Pienso en qué distinto es este pueblo de lo que nos recitaban los corifeos de ominoso caudillo, eso de que el pueblo español era revoltoso e indisciplinado, por lo que era necesaria la mano dura para llevarlos por el buen camino. No es que seamos un pueblo de borregos, pero hay que ver con qué santa paciencia aguantamos los cuarenta años de dictadura y los otros cuarenta de gloriosa transición, en la que a nadie se le ocurrió quitar los restos del dictador del lugar privilegiado en el que aún están, ni presentar una demanda ante el constitucional para anular la ley de amnistía, ni siquiera regular medianamente el poder judicial y los cuerpos policiales para expulsar de ellos a los colaboradores de los muchos crímenes del franquismo.

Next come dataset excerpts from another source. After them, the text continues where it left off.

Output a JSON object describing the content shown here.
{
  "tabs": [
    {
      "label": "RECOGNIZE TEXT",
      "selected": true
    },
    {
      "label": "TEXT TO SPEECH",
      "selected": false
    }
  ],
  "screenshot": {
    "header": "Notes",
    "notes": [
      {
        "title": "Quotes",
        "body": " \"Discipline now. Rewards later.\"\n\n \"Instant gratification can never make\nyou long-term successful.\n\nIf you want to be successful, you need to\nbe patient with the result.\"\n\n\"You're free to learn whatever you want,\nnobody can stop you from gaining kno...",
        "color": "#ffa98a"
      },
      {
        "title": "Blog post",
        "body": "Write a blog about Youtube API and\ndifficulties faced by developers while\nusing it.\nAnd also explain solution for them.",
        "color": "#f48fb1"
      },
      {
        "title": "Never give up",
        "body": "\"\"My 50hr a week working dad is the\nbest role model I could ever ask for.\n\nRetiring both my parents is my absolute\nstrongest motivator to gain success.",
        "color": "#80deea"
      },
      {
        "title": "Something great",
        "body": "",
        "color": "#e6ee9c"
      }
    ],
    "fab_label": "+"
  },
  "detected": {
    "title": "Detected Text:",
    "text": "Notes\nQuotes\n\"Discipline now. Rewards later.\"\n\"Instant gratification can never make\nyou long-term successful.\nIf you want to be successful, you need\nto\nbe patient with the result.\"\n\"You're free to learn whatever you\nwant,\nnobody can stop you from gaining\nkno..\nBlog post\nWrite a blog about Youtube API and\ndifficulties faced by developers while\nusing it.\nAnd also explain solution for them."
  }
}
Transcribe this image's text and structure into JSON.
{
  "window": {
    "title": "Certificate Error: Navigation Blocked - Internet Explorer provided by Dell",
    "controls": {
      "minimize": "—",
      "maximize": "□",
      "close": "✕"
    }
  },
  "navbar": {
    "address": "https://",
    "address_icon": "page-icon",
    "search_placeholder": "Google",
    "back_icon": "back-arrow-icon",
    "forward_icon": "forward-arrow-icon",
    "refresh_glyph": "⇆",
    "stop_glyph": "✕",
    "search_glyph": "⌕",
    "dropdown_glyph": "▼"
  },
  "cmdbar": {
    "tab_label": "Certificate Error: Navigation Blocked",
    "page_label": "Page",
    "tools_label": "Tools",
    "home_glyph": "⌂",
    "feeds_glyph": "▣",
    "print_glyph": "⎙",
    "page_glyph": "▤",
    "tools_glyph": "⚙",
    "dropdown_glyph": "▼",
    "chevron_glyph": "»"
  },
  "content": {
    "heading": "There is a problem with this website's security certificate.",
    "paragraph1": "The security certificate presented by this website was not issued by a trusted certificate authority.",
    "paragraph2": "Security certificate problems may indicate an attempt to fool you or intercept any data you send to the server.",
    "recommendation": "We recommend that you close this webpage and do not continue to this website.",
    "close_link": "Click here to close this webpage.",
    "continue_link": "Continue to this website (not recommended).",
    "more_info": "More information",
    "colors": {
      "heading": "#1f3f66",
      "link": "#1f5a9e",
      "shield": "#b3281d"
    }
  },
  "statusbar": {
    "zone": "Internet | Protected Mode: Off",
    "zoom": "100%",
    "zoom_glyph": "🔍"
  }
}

Escucho a los mitineros engarzando posverdades con medias verdades, dando por bueno lo que ayer era malo y engatusando a los engatusados con tonos grandilocuentes, sin que ninguno de ellos haga la más mínima autocrítica ni admita ni por equivocación errores de bulto que todos los demás sí que apreciamos, que estos sí que parecen infalibles. Como dice una buena amiga monovera, «nos toman por tontos».

Y viendo la relación entre este pueblo y los aspirantes a gobernarlo me viene a las mentes lo del Cantar del Mío Cid. «¡Dios, qué buen vassallo! ¡si oviesse buen señor!».